I need help. I’ve been married for 25 years. My husband is bisexual. Lately he spends hours on the computer talking to guys and discussing fantasies. In the meantime, I have to sit and watch. Then, when he’s done and it’s time for bed, he’s all turned on and I’m totally turned off. He claims he’s frustrated. Um, yeah, so am I! Any advice?
Don’t fret. When you’ve been together as long as you have, you’re bound to have lulls in your love life. His bisexuality has nothing to do with it. The problem is that you and your husband are disconnected. While he’s having jock fantasies online, you’re stewing on the sidelines. It’s time to get in the game and put your heads together for a winning strategy.

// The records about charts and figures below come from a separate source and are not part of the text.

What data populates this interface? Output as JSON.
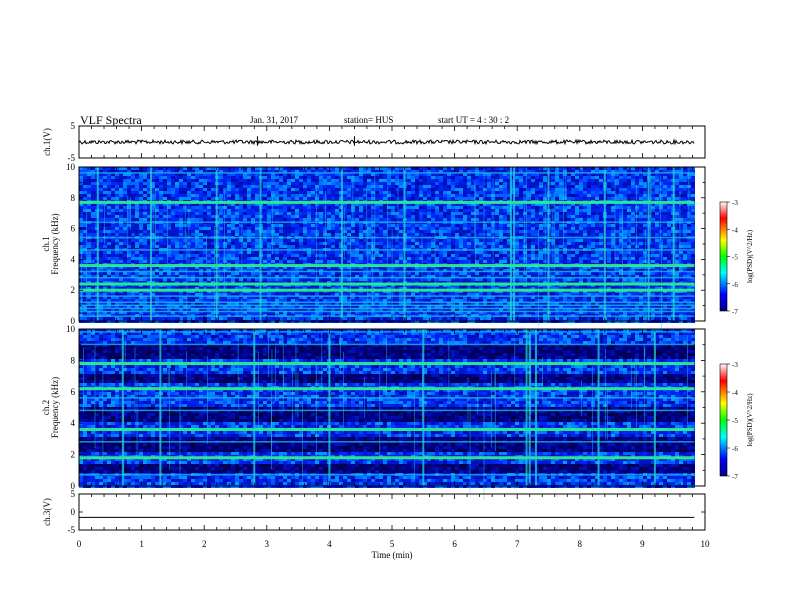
{
  "header": {
    "title": "VLF Spectra",
    "date": "Jan. 31, 2017",
    "station": "station= HUS",
    "start": "start UT =  4 : 30 : 2"
  },
  "chart_data": [
    {
      "type": "line",
      "name": "ch1-waveform",
      "ylabel": "ch.1(V)",
      "ylim": [
        -5,
        5
      ],
      "yticks": [
        5,
        -5
      ],
      "xlim": [
        0,
        10
      ],
      "x_end": 9.83,
      "level": 0,
      "noise_amplitude": 0.6,
      "line_color": "#000000"
    },
    {
      "type": "heatmap",
      "name": "ch1-spectrogram",
      "ylabel": "ch.1",
      "ylabel2": "Frequency (kHz)",
      "ylim": [
        0,
        10
      ],
      "yticks": [
        0,
        2,
        4,
        6,
        8,
        10
      ],
      "xlim": [
        0,
        10
      ],
      "x_end": 9.83,
      "bands_khz": [
        0.3,
        0.6,
        0.8,
        1.0,
        1.2,
        1.6,
        2.0,
        2.4,
        2.8,
        3.2,
        3.6,
        4.6,
        5.4,
        6.4,
        7.7,
        9.6
      ],
      "bright_bands_khz": [
        2.0,
        2.4,
        3.6,
        7.7
      ],
      "burst_times_min": [
        0.3,
        1.15,
        2.2,
        2.9,
        4.2,
        5.2,
        6.9,
        6.95,
        7.5,
        8.4,
        9.1,
        9.5
      ],
      "colorbar": {
        "label": "log(PSD)(V^2/Hz)",
        "ticks": [
          -3,
          -4,
          -5,
          -6,
          -7
        ],
        "range": [
          -7,
          -3
        ]
      }
    },
    {
      "type": "heatmap",
      "name": "ch2-spectrogram",
      "ylabel": "ch.2",
      "ylabel2": "Frequency (kHz)",
      "ylim": [
        0,
        10
      ],
      "yticks": [
        0,
        2,
        4,
        6,
        8,
        10
      ],
      "xlim": [
        0,
        10
      ],
      "x_end": 9.83,
      "bands_khz": [
        0.7,
        1.8,
        2.8,
        3.6,
        4.8,
        5.6,
        6.2,
        7.8,
        9.0,
        9.8
      ],
      "bright_bands_khz": [
        1.8,
        3.6,
        6.2,
        7.8
      ],
      "dark_bands_khz": [
        [
          1.0,
          1.5
        ],
        [
          2.3,
          3.2
        ],
        [
          4.2,
          5.2
        ],
        [
          6.6,
          7.3
        ],
        [
          8.2,
          9.2
        ]
      ],
      "burst_times_min": [
        0.7,
        1.3,
        2.8,
        4.0,
        5.5,
        7.15,
        7.2,
        7.3,
        8.3,
        9.2
      ],
      "colorbar": {
        "label": "log(PSD)(V^2/Hz)",
        "ticks": [
          -3,
          -4,
          -5,
          -6,
          -7
        ],
        "range": [
          -7,
          -3
        ]
      }
    },
    {
      "type": "line",
      "name": "ch3-waveform",
      "ylabel": "ch.3(V)",
      "ylim": [
        -5,
        5
      ],
      "yticks": [
        5,
        0,
        -5
      ],
      "xlim": [
        0,
        10
      ],
      "x_end": 9.83,
      "level": -1.5,
      "noise_amplitude": 0,
      "line_color": "#000000"
    }
  ],
  "xaxis": {
    "label": "Time (min)",
    "ticks": [
      0,
      1,
      2,
      3,
      4,
      5,
      6,
      7,
      8,
      9,
      10
    ]
  }
}
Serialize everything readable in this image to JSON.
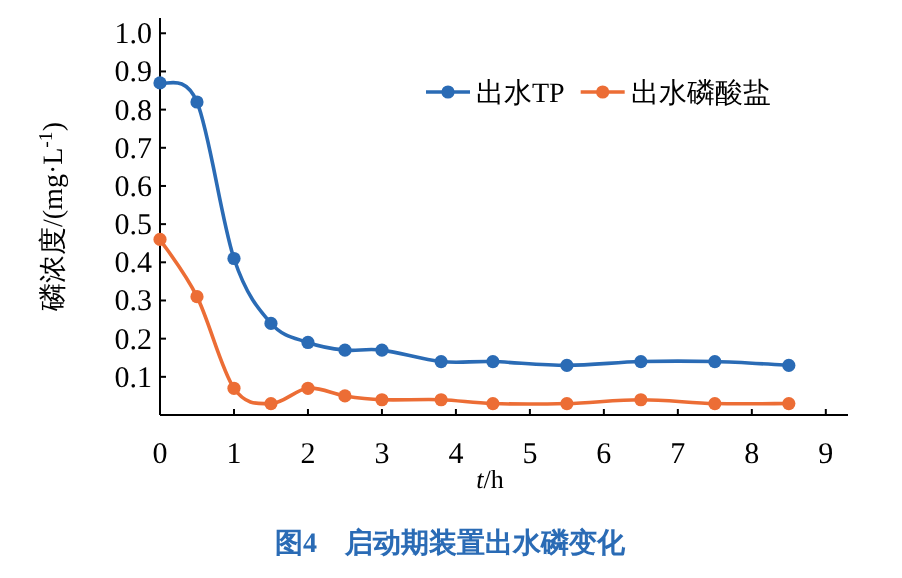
{
  "chart_data": {
    "type": "line",
    "title": "图4　启动期装置出水磷变化",
    "xlabel": "*t*/h",
    "ylabel": "磷浓度/(mg·L$^{-1}$)",
    "x": [
      0,
      0.5,
      1,
      1.5,
      2,
      2.5,
      3,
      3.8,
      4.5,
      5.5,
      6.5,
      7.5,
      8.5
    ],
    "series": [
      {
        "name": "出水TP",
        "color": "#2a6bb5",
        "values": [
          0.87,
          0.82,
          0.41,
          0.24,
          0.19,
          0.17,
          0.17,
          0.14,
          0.14,
          0.13,
          0.14,
          0.14,
          0.13
        ]
      },
      {
        "name": "出水磷酸盐",
        "color": "#ec6d35",
        "values": [
          0.46,
          0.31,
          0.07,
          0.03,
          0.07,
          0.05,
          0.04,
          0.04,
          0.03,
          0.03,
          0.04,
          0.03,
          0.03
        ]
      }
    ],
    "xlim": [
      0,
      9.3
    ],
    "ylim": [
      0,
      1.04
    ],
    "xticks": [
      0,
      1,
      2,
      3,
      4,
      5,
      6,
      7,
      8,
      9
    ],
    "yticks": [
      0.1,
      0.2,
      0.3,
      0.4,
      0.5,
      0.6,
      0.7,
      0.8,
      0.9,
      {
        "value": 1,
        "label": "1.0"
      }
    ],
    "legend": "top right",
    "marker": "circle",
    "line_style": "solid",
    "grid": false
  }
}
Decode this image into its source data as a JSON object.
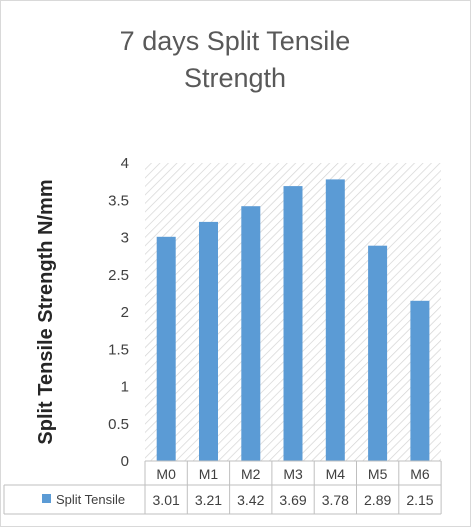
{
  "chart_data": {
    "type": "bar",
    "title_lines": [
      "7 days Split Tensile",
      "Strength"
    ],
    "ylabel": "Split Tensile  Strength N/mm",
    "xlabel": "",
    "categories": [
      "M0",
      "M1",
      "M2",
      "M3",
      "M4",
      "M5",
      "M6"
    ],
    "series": [
      {
        "name": "Split Tensile",
        "values": [
          3.01,
          3.21,
          3.42,
          3.69,
          3.78,
          2.89,
          2.15
        ]
      }
    ],
    "ylim": [
      0,
      4
    ],
    "yticks": [
      "0",
      "0.5",
      "1",
      "1.5",
      "2",
      "2.5",
      "3",
      "3.5",
      "4"
    ],
    "data_table": true,
    "plot_background": "hatched",
    "colors": {
      "bar": "#5b9bd5",
      "hatch": "#d4d4d4",
      "grid": "#bfbfbf"
    }
  }
}
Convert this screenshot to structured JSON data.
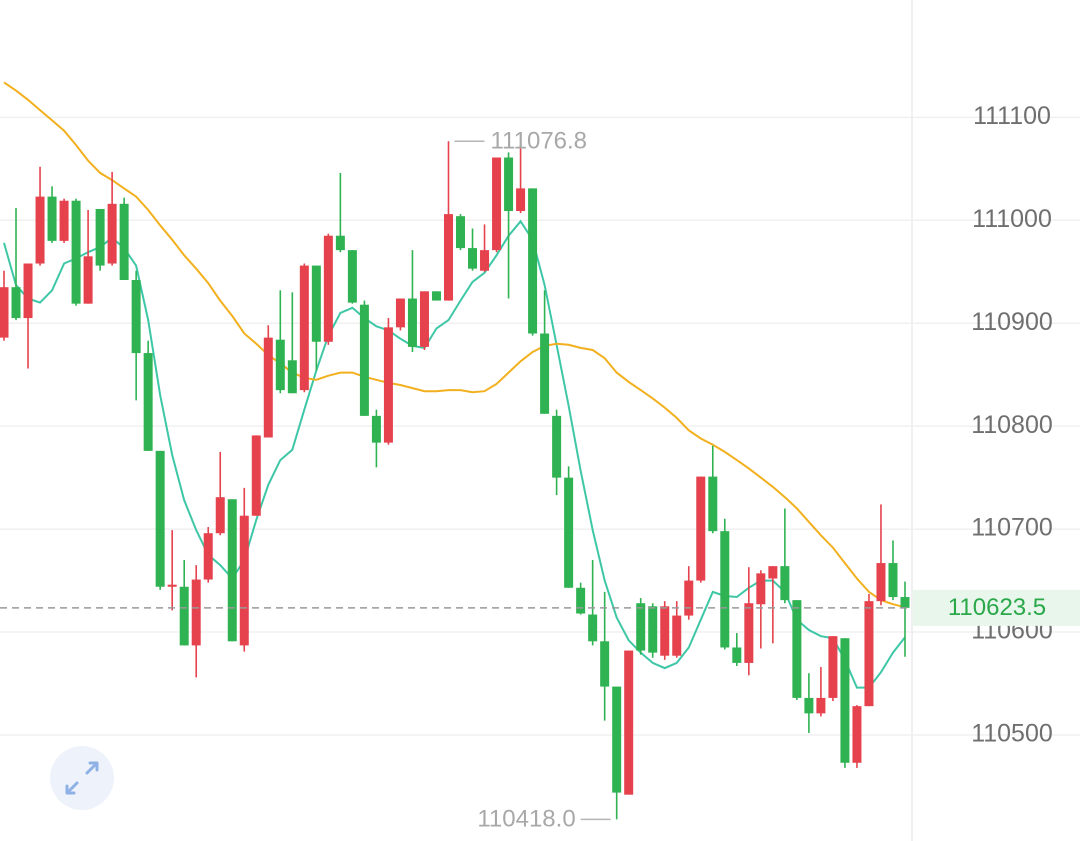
{
  "chart_data": {
    "type": "candlestick",
    "open": [
      110886,
      110935,
      110905,
      110958,
      111023,
      110980,
      111019,
      110919,
      111011,
      110958,
      111016,
      110942,
      110871,
      110776,
      110644,
      110644,
      110587,
      110651,
      110696,
      110729,
      110587,
      110713,
      110789,
      110884,
      110864,
      110835,
      110956,
      110882,
      110985,
      110971,
      110918,
      110810,
      110784,
      110896,
      110924,
      110877,
      110931,
      110922,
      111004,
      110973,
      110951,
      110971,
      111061,
      111009,
      111031,
      110890,
      110810,
      110750,
      110643,
      110617,
      110591,
      110547,
      110442,
      110628,
      110625,
      110577,
      110577,
      110616,
      110650,
      110751,
      110698,
      110585,
      110570,
      110627,
      110652,
      110664,
      110631,
      110536,
      110521,
      110536,
      110594,
      110473,
      110528,
      110630,
      110667,
      110634
    ],
    "high": [
      110951,
      111012,
      110958,
      111052,
      111033,
      111021,
      111021,
      111010,
      111011,
      111047,
      111022,
      110951,
      110883,
      110776,
      110699,
      110670,
      110665,
      110702,
      110775,
      110729,
      110740,
      110791,
      110898,
      110932,
      110930,
      110958,
      110956,
      110987,
      111046,
      110971,
      110922,
      110816,
      110905,
      110924,
      110971,
      110931,
      110931,
      111076.8,
      111006,
      110992,
      110996,
      111061,
      111066,
      111073,
      111031,
      110932,
      110816,
      110761,
      110648,
      110670,
      110639,
      110547,
      110582,
      110633,
      110628,
      110630,
      110630,
      110664,
      110751,
      110781,
      110710,
      110599,
      110663,
      110660,
      110664,
      110720,
      110631,
      110560,
      110566,
      110596,
      110594,
      110529,
      110637,
      110724,
      110689,
      110649
    ],
    "low": [
      110883,
      110903,
      110856,
      110956,
      110978,
      110978,
      110917,
      110919,
      110951,
      110956,
      110942,
      110825,
      110776,
      110641,
      110621,
      110587,
      110556,
      110648,
      110694,
      110591,
      110581,
      110713,
      110789,
      110832,
      110832,
      110833,
      110854,
      110879,
      110969,
      110919,
      110810,
      110760,
      110782,
      110893,
      110872,
      110874,
      110922,
      110922,
      110971,
      110951,
      110950,
      110969,
      110924,
      111007,
      110888,
      110812,
      110733,
      110643,
      110617,
      110587,
      110514,
      110418,
      110442,
      110578,
      110575,
      110573,
      110575,
      110612,
      110648,
      110696,
      110583,
      110567,
      110558,
      110584,
      110589,
      110628,
      110534,
      110502,
      110518,
      110533,
      110468,
      110468,
      110528,
      110626,
      110631,
      110576
    ],
    "close": [
      110935,
      110905,
      110958,
      111023,
      110980,
      111019,
      110919,
      110965,
      110956,
      111016,
      110942,
      110871,
      110776,
      110644,
      110646,
      110587,
      110651,
      110696,
      110731,
      110591,
      110713,
      110791,
      110886,
      110835,
      110832,
      110956,
      110882,
      110985,
      110971,
      110920,
      110810,
      110784,
      110896,
      110924,
      110877,
      110931,
      110922,
      111006,
      110973,
      110953,
      110971,
      111061,
      111009,
      111031,
      110890,
      110812,
      110750,
      110643,
      110618,
      110591,
      110547,
      110444,
      110582,
      110582,
      110580,
      110625,
      110616,
      110650,
      110751,
      110698,
      110585,
      110570,
      110628,
      110657,
      110664,
      110631,
      110536,
      110521,
      110536,
      110596,
      110473,
      110528,
      110630,
      110667,
      110634,
      110623.5
    ],
    "up_color": "#e5424d",
    "down_color": "#2fb352",
    "ma_lines": [
      {
        "color": "#3ec7a6",
        "values": [
          110978,
          110937,
          110924,
          110920,
          110932,
          110958,
          110963,
          110969,
          110974,
          110983,
          110973,
          110956,
          110903,
          110830,
          110772,
          110728,
          110699,
          110675,
          110665,
          110652,
          110670,
          110709,
          110743,
          110767,
          110777,
          110816,
          110854,
          110888,
          110910,
          110915,
          110905,
          110897,
          110893,
          110885,
          110878,
          110876,
          110895,
          110903,
          110922,
          110940,
          110949,
          110966,
          110985,
          110999,
          110981,
          110937,
          110879,
          110820,
          110757,
          110699,
          110650,
          110614,
          110592,
          110580,
          110570,
          110565,
          110570,
          110585,
          110612,
          110639,
          110635,
          110634,
          110643,
          110650,
          110650,
          110639,
          110612,
          110602,
          110596,
          110594,
          110573,
          110546,
          110546,
          110561,
          110580,
          110595
        ]
      },
      {
        "color": "#f2b01e",
        "values": [
          111134,
          111126,
          111117,
          111107,
          111097,
          111087,
          111073,
          111058,
          111046,
          111039,
          111031,
          111023,
          111010,
          110995,
          110981,
          110966,
          110953,
          110939,
          110922,
          110907,
          110890,
          110880,
          110869,
          110861,
          110852,
          110847,
          110845,
          110849,
          110852,
          110852,
          110848,
          110845,
          110842,
          110840,
          110837,
          110834,
          110834,
          110835,
          110835,
          110833,
          110834,
          110841,
          110852,
          110863,
          110872,
          110878,
          110880,
          110879,
          110876,
          110874,
          110866,
          110852,
          110843,
          110835,
          110827,
          110818,
          110808,
          110796,
          110788,
          110782,
          110775,
          110767,
          110759,
          110750,
          110741,
          110731,
          110720,
          110707,
          110694,
          110682,
          110667,
          110652,
          110639,
          110631,
          110627,
          110624
        ]
      }
    ],
    "ylim": [
      110397,
      111214
    ],
    "yticks": [
      110500,
      110600,
      110700,
      110800,
      110900,
      111000,
      111100
    ],
    "grid": true,
    "last_price": 110623.5,
    "annotations": [
      111076.8,
      {
        "value": 110418,
        "label": "110418.0"
      }
    ]
  }
}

He’s frustrated, you’re frustrated. When both partners are unhappy, it’s easy to stubbornly point fingers. Don’t do it. Instead, let your guard down. Have a heart-to-heart and let him know that you want to make your sex life a priority. There’s nothing wrong with your husband playing out his bi desires online, but he shouldn’t be doing it instead of sharing his fantasies with you. It’s unrealistic to think he’ll never go online to chat with other dudes, but ask that he doesn’t do so when you’re home and readily available. When he goes online with you around, it can feel like he’s choosing someone else over you. I don’t know many women who would feel good about that (let alone turned on and ready for sex).
Together, choose a night in the upcoming week to turn off technology and turn on the intimacy. You’ve been together a long time, and connection — not to the Internet — should be all you need to reignite the flame. No computer, no phone — the most technological you’re allowed to get is inserting his dongle into your USB port, if you know what I mean.